Pagi itu Rosnah kembali kedatangan Bu Rusmiati. Seperti biasa ia merasa terganggu. Tapi setelah berbicara sebentar, akhirnya ia bersedia membuatkan surat pernyataan meminjam uang di koperasi itu atas nama dirinya.
“Saya akan buatkan surat tanda meminjam. Nanti ibu tinggal mengganti uang pinjaman itu pada saya.”
Bu Rusmiati bukannya senang, tapi malah menangis.
“Kok ibu menangis?”
“Anak saya semakin parah sakitnya, Dik. Saya sangat membutuhkan uang untuk membawanya ke rumah sakit. Bukan surat itu yang saya inginkan.”
“Ibu ini bagaimana ya? Saya kan sudah bersedia membantu ibu untuk membuatkan surat tanda meminjam atas nama saya, tapi sekarang ibu malah bilang tidak butuh. Apa maunya ibu sebenarnya?” Rosnah mulai berang.
Muka Bu Rusmiati tampak sendu. Entah apa yang dirasakannya. Mungkin kepedihan yang sangat akibat keadaan anaknya.
“Hari ini suratnya baru akan saya buat, tapi tidak bisa langsung jadi dan harus menunggu persetujuan dari bapak pimpinan koperasi. Kalau ibu setuju, sekarang ibu pulang dulu.
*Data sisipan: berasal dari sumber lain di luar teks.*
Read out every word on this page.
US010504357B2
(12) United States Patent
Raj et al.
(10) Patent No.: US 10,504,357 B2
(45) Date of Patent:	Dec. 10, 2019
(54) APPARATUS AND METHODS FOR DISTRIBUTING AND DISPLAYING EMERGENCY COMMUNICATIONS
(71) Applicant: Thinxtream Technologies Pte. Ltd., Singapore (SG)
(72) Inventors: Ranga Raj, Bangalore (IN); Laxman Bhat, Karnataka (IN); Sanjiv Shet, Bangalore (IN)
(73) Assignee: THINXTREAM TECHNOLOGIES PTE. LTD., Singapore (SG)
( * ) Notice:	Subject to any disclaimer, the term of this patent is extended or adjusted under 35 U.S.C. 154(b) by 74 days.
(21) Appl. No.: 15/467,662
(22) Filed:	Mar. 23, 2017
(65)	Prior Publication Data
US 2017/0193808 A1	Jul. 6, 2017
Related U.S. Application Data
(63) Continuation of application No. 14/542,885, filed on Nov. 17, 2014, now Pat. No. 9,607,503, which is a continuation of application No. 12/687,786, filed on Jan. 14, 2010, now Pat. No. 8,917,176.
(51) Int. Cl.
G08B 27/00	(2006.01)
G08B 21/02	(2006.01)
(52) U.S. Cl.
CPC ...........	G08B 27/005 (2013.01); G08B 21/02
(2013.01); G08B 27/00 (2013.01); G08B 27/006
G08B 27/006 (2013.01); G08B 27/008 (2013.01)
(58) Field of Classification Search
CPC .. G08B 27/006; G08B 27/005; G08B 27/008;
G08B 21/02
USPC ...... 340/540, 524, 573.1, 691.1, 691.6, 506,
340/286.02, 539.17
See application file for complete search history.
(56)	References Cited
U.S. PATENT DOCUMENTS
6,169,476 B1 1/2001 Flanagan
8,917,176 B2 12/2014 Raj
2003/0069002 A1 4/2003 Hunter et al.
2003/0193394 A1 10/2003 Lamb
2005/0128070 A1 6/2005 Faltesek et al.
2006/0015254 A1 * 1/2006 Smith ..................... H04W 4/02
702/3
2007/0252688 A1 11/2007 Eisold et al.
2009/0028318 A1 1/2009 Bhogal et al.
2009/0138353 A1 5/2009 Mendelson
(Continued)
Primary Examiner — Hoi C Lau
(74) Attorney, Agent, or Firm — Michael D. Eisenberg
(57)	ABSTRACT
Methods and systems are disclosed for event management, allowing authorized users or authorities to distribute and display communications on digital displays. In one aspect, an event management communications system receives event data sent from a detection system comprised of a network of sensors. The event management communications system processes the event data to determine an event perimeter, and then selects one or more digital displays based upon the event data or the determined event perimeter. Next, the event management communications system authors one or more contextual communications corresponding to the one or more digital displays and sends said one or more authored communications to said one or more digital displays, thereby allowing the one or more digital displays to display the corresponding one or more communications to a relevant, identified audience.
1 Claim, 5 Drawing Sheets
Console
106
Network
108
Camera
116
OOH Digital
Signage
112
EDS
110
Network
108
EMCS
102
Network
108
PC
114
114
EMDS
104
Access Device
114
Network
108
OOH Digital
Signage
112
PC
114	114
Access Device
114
Besok datang ke sini lagi.”
Bu Rusmiati masih tidak bersuara.
“Setuju tidak?”
“Terserah kamu saja,” Bu Rusmiati berucap pendek, lalu beringsut.
“Dasar orang aneh!” Rosnah mendesis kesal.
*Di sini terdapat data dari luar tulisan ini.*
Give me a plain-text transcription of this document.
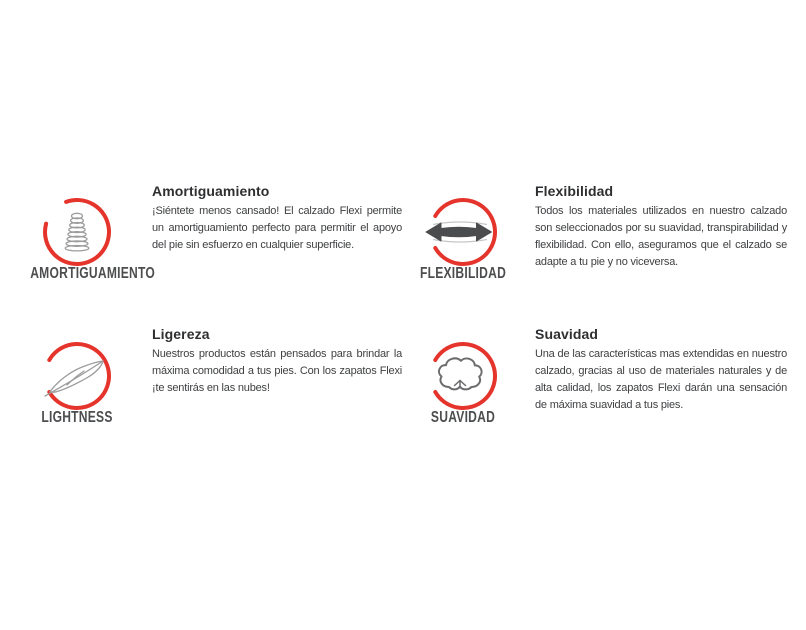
AMORTIGUAMIENTO
Amortiguamiento

¡Siéntete menos cansado! El calzado Flexi permite un amortiguamiento perfecto para permitir el apoyo del pie sin esfuerzo en cualquier superficie.

FLEXIBILIDAD
Flexibilidad

Todos los materiales utilizados en nuestro calzado son seleccionados por su suavidad, transpirabilidad y flexibilidad. Con ello, aseguramos que el calzado se adapte a tu pie y no viceversa.

LIGHTNESS
Ligereza

Nuestros productos están pensados para brindar la máxima comodidad a tus pies. Con los zapatos Flexi ¡te sentirás en las nubes!

SUAVIDAD
Suavidad

Una de las características mas extendidas en nuestro calzado, gracias al uso de materiales naturales y de alta calidad, los zapatos Flexi darán una sensación de máxima suavidad a tus pies.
Teman-teman Rosnah yang berulangkali melihat kejadian itu, hanya menggeleng-geleng.
Isah mencoba mendekat dan menasihati Rosnah.
“Rosnah, kalau kamu tidak mau meminjamkan uang, kamu bisa berkata baik-baik padanya, tidak perlu bicara ketus dan mengusir. Dia sedang kesusahan tapi kamu malah menambah kesusahan.”
“Apa yang kamu katakan, Sah? Saya kan sudah mau membuatkan surat untuknya. Saya juga sudah mau membuatkan surat tanda meminjam atas nama saya. Apa itu belum cukup?”
Isah tak menanggapi perkataan Rosnah. Ia buru-buru pergi.
***
Ketika Vandi datang menjemput Rosnah, wajahnya tampak sumringah. Mulutnya tak berhenti bersenandung. Entah kenapa dengan pemuda itu. Keceriaannya berbeda dengan Rosnah. Gadis itu bermuram durja. Mungkin penyebabnya karena sikap Bu Rusmiati tadi atau dimarahi pimpinan koperasi lagi.